The creatures watching them work watched with intense gazes. Their narrowed eyes tracking everything as it happened. This went on for two hours as the drones wordlessly installed her lovely new pier.

In the end, she had a lovely new pier that, while unprotected to the elements, brought a hidden smile to her. she brought the IFV back and four times at full speed to test it. It held against it all, and thus. Opal brought out her newly potted plants. Half the harvested glowing roses were in dull gray planters. Fashioned with scrap metal and placed in an equal distance of each other on the waterside.

They didn't glow in the sun. Each nothing more than a thin bush of dull green.
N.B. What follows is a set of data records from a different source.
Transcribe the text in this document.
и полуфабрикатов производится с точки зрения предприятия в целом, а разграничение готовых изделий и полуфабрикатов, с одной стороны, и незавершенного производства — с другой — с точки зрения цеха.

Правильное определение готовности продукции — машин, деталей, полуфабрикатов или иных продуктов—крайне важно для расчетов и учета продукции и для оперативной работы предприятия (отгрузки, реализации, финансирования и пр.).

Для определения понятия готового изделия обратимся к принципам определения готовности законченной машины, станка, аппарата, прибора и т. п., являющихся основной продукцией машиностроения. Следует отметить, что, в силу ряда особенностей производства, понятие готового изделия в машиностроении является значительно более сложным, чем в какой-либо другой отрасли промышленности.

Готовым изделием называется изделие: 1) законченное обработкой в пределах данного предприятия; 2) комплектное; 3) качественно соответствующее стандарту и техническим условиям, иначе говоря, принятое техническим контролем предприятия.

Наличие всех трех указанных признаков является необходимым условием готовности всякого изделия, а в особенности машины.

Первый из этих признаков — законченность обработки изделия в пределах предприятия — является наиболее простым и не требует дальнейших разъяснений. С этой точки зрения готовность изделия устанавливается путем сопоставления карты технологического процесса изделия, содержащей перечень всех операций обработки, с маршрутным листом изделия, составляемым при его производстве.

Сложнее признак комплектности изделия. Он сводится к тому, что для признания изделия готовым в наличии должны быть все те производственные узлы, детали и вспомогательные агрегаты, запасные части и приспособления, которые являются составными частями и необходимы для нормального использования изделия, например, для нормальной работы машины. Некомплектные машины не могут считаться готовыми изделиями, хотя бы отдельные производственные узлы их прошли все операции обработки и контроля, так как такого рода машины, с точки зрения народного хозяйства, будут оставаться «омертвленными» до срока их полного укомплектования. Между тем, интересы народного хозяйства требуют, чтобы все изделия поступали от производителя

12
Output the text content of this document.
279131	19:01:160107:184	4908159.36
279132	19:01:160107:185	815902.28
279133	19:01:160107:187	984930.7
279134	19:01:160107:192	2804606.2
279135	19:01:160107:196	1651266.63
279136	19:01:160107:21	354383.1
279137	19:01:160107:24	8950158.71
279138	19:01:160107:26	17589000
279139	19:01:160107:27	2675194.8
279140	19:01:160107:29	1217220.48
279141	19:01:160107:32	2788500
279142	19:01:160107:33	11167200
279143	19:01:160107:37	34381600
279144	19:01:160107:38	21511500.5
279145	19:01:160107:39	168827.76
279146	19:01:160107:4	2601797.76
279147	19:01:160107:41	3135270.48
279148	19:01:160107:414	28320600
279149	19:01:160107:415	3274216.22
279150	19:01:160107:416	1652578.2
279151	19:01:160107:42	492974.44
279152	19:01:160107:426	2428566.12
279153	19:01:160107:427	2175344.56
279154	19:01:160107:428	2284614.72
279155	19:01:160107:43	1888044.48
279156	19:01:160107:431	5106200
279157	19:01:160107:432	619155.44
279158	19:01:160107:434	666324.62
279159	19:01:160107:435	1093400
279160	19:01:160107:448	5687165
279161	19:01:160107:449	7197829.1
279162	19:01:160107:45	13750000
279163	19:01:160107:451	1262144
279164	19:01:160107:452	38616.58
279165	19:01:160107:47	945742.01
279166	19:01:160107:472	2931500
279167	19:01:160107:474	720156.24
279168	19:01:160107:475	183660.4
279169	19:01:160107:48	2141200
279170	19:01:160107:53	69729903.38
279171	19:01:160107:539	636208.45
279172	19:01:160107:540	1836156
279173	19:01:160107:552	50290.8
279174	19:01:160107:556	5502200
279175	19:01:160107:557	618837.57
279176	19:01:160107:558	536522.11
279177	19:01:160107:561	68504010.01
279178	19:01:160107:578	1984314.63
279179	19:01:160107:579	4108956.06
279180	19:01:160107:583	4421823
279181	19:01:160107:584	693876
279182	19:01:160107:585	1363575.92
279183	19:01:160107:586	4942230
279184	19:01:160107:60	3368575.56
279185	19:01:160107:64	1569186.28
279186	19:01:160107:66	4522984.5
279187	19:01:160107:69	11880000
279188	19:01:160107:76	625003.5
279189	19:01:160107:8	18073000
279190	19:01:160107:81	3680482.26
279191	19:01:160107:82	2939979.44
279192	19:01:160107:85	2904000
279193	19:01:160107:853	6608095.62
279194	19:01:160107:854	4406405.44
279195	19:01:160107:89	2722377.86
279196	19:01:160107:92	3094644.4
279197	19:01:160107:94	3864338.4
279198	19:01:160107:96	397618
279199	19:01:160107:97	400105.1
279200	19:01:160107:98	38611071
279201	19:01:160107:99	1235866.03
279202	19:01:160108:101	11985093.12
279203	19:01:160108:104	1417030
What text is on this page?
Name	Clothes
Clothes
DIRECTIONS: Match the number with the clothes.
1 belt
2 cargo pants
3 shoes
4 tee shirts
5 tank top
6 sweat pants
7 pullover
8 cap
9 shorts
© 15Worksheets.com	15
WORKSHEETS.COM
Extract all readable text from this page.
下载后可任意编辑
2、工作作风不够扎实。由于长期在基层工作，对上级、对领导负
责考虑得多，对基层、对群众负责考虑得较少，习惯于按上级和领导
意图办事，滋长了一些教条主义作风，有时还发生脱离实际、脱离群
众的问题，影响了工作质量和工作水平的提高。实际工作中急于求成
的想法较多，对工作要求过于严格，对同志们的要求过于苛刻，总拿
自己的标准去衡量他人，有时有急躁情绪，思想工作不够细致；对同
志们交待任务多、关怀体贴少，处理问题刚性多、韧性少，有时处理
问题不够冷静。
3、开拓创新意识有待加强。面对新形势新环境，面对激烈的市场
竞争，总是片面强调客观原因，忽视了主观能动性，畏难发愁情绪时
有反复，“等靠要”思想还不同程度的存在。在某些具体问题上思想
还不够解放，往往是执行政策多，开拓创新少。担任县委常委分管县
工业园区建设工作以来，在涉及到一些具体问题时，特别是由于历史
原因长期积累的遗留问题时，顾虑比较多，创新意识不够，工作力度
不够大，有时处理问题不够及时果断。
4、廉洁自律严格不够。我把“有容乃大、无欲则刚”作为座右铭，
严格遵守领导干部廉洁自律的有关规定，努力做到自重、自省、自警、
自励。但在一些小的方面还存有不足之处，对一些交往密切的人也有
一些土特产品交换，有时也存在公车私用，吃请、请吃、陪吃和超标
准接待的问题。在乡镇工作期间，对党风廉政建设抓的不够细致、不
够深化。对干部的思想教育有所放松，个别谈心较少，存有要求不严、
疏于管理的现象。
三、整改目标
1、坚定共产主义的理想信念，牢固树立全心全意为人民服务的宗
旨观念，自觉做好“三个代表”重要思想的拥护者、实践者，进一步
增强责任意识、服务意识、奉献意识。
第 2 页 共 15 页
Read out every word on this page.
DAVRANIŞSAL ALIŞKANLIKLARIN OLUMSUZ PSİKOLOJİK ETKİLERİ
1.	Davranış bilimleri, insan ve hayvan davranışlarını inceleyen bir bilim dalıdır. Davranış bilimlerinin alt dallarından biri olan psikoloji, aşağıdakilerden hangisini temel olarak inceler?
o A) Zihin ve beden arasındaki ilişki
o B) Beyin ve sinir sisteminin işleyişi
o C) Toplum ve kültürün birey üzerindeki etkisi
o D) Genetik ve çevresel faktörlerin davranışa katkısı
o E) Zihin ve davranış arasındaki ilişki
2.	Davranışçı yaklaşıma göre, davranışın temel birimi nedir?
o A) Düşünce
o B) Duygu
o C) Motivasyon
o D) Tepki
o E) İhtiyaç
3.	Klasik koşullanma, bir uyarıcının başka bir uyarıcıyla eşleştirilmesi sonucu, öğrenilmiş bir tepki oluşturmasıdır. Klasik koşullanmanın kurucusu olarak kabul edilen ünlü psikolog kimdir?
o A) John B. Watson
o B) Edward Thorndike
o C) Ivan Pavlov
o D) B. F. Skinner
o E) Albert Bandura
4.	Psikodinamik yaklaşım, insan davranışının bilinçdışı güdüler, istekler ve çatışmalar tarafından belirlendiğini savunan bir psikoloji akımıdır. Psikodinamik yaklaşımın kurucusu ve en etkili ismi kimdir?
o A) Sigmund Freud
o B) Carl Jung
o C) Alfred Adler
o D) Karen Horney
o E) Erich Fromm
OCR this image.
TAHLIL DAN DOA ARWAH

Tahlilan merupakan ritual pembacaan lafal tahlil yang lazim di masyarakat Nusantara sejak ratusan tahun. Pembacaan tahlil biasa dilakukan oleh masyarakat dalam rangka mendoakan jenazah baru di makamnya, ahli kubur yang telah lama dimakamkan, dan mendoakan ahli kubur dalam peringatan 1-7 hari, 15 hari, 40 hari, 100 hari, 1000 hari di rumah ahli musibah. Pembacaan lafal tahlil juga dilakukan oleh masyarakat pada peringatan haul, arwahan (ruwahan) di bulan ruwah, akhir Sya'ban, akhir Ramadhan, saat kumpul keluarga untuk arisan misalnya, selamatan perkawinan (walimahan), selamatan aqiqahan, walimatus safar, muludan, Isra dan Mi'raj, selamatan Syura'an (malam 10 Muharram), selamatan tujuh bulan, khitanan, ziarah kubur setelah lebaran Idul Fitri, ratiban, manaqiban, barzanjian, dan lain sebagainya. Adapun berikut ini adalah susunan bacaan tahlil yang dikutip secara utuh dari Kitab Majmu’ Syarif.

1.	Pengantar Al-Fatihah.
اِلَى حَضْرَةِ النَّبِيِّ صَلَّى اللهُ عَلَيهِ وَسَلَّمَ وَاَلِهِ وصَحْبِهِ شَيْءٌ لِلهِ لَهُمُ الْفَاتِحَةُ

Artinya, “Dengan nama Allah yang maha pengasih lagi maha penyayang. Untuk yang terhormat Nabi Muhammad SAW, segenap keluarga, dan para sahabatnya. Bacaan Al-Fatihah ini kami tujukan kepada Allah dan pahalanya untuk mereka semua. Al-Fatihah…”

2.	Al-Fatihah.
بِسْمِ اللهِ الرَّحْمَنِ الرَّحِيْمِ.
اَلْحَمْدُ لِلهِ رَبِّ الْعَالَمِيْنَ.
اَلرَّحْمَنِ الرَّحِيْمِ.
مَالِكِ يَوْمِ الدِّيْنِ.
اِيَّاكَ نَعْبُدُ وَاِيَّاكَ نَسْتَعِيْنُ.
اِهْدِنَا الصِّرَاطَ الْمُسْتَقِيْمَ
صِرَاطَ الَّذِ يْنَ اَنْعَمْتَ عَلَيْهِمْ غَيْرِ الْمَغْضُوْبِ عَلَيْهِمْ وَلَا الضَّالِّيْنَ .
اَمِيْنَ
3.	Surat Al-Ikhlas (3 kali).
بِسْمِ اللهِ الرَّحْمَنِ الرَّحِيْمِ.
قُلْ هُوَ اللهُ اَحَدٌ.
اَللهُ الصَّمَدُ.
Opal moved to examine it, mainly to check for any spacing flaws, when she noted a commotion on the water. Small waves rippled as her turret's camera watched the staff-wielding fox argue with her helmsman. She kept pointing vigorously in the IFV's direction. Her partner kept shaking his head.

Opal watched with interest as they bickered until the woman just picked him up, and tossed him overboard. She took over the paddles and began to row towards Opal with purpose. Very. Intense. Purpose.